Moved from Opening systematic classification.
DougRidgway Consider the problem of indexing joseki compactly. Specifically, how about an alphabetical code AAAA, unique for each line of play, i.e. one code for each leaf in the joseki tree. Four letters is about right: 26^3 is around 17,000, not quite enough given that there are more than 20,000 joseki in print, and it's nice to have some room for additions and classification. The first two letters could key the classification, giving around six hundred possible classes of sequences, and the second two listing all possibilities in the class, giving up to about six hundred lines per class. More than that, and you have to subdivide the class. To capture every joseki in Kogo's joseki dictionary, which is I think around 6,000, you'd need to average at least ten lines per class.
The alphabetic code would indicate a line of play, not a particular position. Specific positions could be indicated by AAAAnn, where nn is the number of moves along the sequence AAAA.
Joseki aren't truly a tree, of course, but transpositions can be handled by reference, as in a paper encyclopedia or SGF file. E.g., W 3-3 invasion of B 4-4 point, followed by B tenuki, transposes to B shoulder hit of W 3-3.
If someone wants to indicate color, corner, and orientation, well, capitalization of four letters gives 4 extra bits to play with, although that can't be used in wiki titles. Complete openings could be created by listing all the joseki played.
This proposal is similar to what Tamsin was suggesting, and to me, it doesn't seem too unreasonable or unwieldy. The hard part is creating a reasonable classification and indexing a large, generally available joseki resource.

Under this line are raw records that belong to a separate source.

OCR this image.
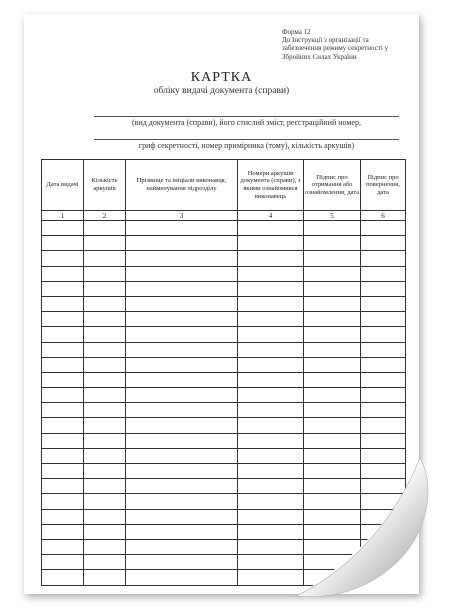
Форма 12
До Інструкції з організації та
забезпечення режиму секретності у
Збройних Силах України
КАРТКА
обліку видачі документа (справи)
(вид документа (справи), його стислий зміст, реєстраційний номер,
гриф секретності, номер примірника (тому), кількість аркушів)
Дата видачі	Кількість аркушів	Прізвище та ініціали виконавця, найменування підрозділу	Номери аркушів документа (справи), з якими ознайомився виконавець	Підпис про отримання або ознайомлення, дата	Підпис про повернення, дата
1	2	3	4	5	6
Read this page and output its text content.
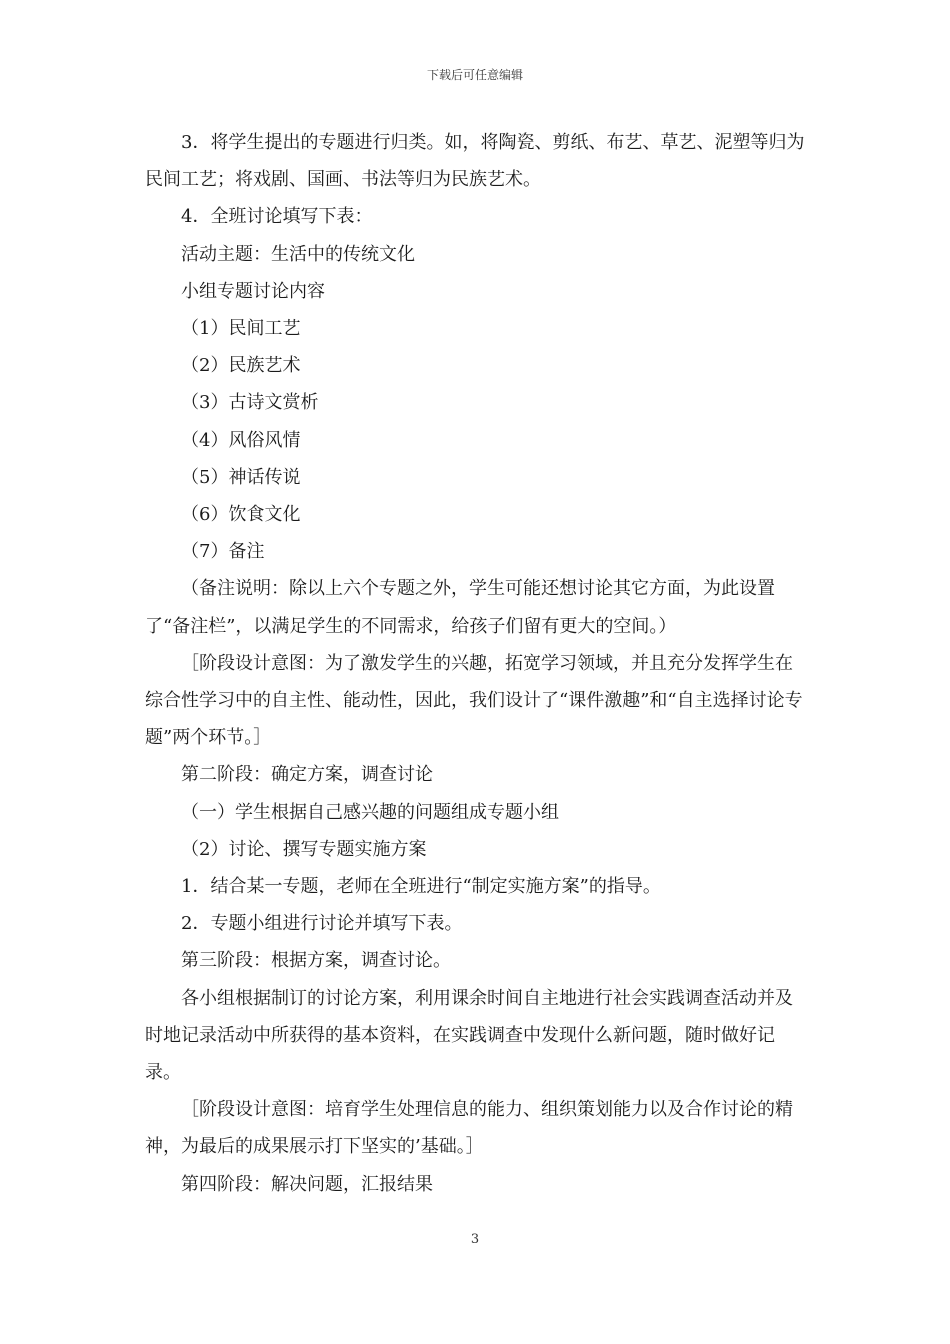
下载后可任意编辑

3．将学生提出的专题进行归类。如，将陶瓷、剪纸、布艺、草艺、泥塑等归为民间工艺；将戏剧、国画、书法等归为民族艺术。

4．全班讨论填写下表：

活动主题：生活中的传统文化

小组专题讨论内容

（1）民间工艺

（2）民族艺术

（3）古诗文赏析

（4）风俗风情

（5）神话传说

（6）饮食文化

（7）备注

（备注说明：除以上六个专题之外，学生可能还想讨论其它方面，为此设置了“备注栏”，以满足学生的不同需求，给孩子们留有更大的空间。）

［阶段设计意图：为了激发学生的兴趣，拓宽学习领域，并且充分发挥学生在综合性学习中的自主性、能动性，因此，我们设计了“课件激趣”和“自主选择讨论专题”两个环节。］

第二阶段：确定方案，调查讨论

（一）学生根据自己感兴趣的问题组成专题小组

（2）讨论、撰写专题实施方案

1．结合某一专题，老师在全班进行“制定实施方案”的指导。

2．专题小组进行讨论并填写下表。

第三阶段：根据方案，调查讨论。

各小组根据制订的讨论方案，利用课余时间自主地进行社会实践调查活动并及时地记录活动中所获得的基本资料，在实践调查中发现什么新问题，随时做好记录。

［阶段设计意图：培育学生处理信息的能力、组织策划能力以及合作讨论的精神，为最后的成果展示打下坚实的’基础。］

第四阶段：解决问题，汇报结果

3
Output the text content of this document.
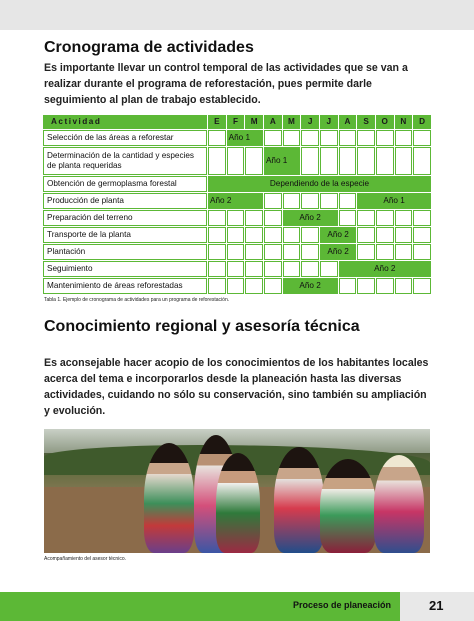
Cronograma de actividades

Es importante llevar un control temporal de las actividades que se van a realizar durante el programa de reforestación, pues permite darle seguimiento al plan de trabajo establecido.

Actividad	E	F	M	A	M	J	J	A	S	O	N	D
Selección de las áreas a reforestar		Año 1										
Determinación de la cantidad y especies de planta requeridas				Año 1								
Obtención de germoplasma forestal	Dependiendo de la especie											
Producción de planta	Año 2								Año 1			
Preparación del terreno					Año 2							
Transporte de la planta							Año 2					
Plantación							Año 2					
Seguimiento								Año 2				
Mantenimiento de áreas reforestadas					Año 2							
Tabla 1. Ejemplo de cronograma de actividades para un programa de reforestación.
Conocimiento regional y asesoría técnica

Es aconsejable hacer acopio de los conocimientos de los habitantes locales acerca del tema e incorporarlos desde la planeación hasta las diversas actividades, cuidando no sólo su conservación, sino también su ampliación y evolución.

Acompañamiento del asesor técnico.
Proceso de planeación	21
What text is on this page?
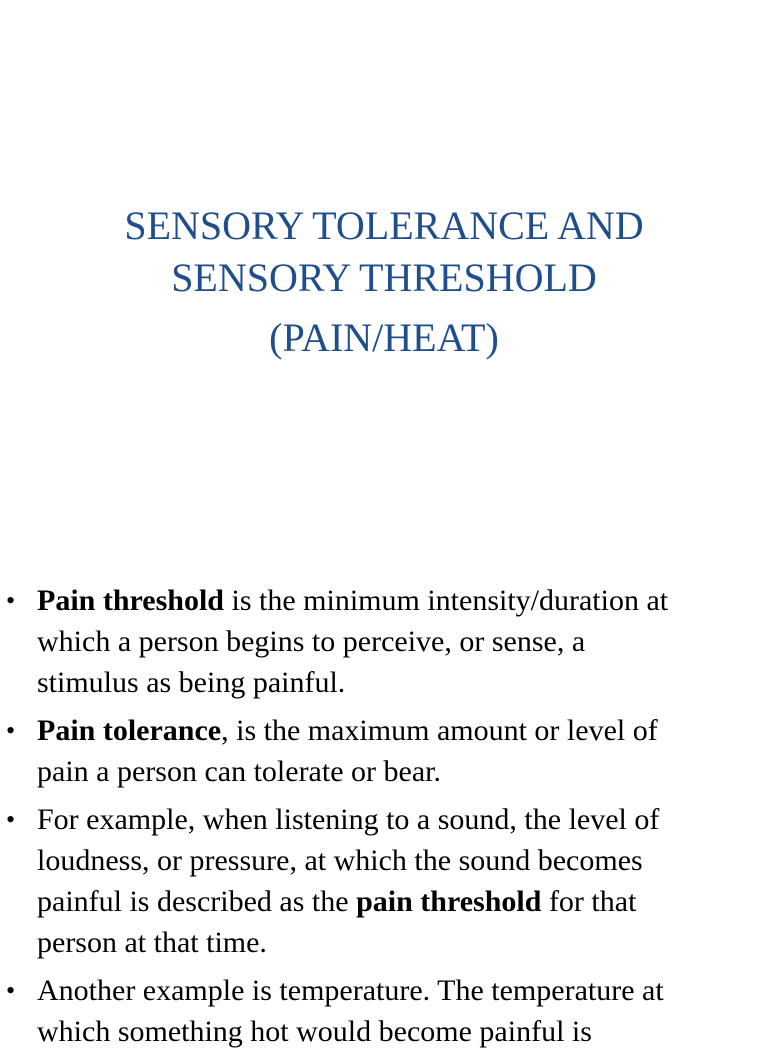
SENSORY TOLERANCE AND
SENSORY THRESHOLD
(PAIN/HEAT)
• Pain threshold is the minimum intensity/duration at
which a person begins to perceive, or sense, a
stimulus as being painful.
• Pain tolerance, is the maximum amount or level of
pain a person can tolerate or bear.
• For example, when listening to a sound, the level of
loudness, or pressure, at which the sound becomes
painful is described as the pain threshold for that
person at that time.
• Another example is temperature. The temperature at
which something hot would become painful is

Charles Is that the hard part? I've hardly used Kogo's, but I have indexed my own trees for the taisha, for example. Personally I'm not much interested in competing here with Kogo's. It is surely now not so difficult to get searches with Kombilo or similar engines to produce a big tree from a database, covering all the frequently-seen plays. That would be a very good start to what was suggested. The particular coding problem is more like telephone numbers, isn't it? Which is managed in practice by not being too miserly with the number of digits.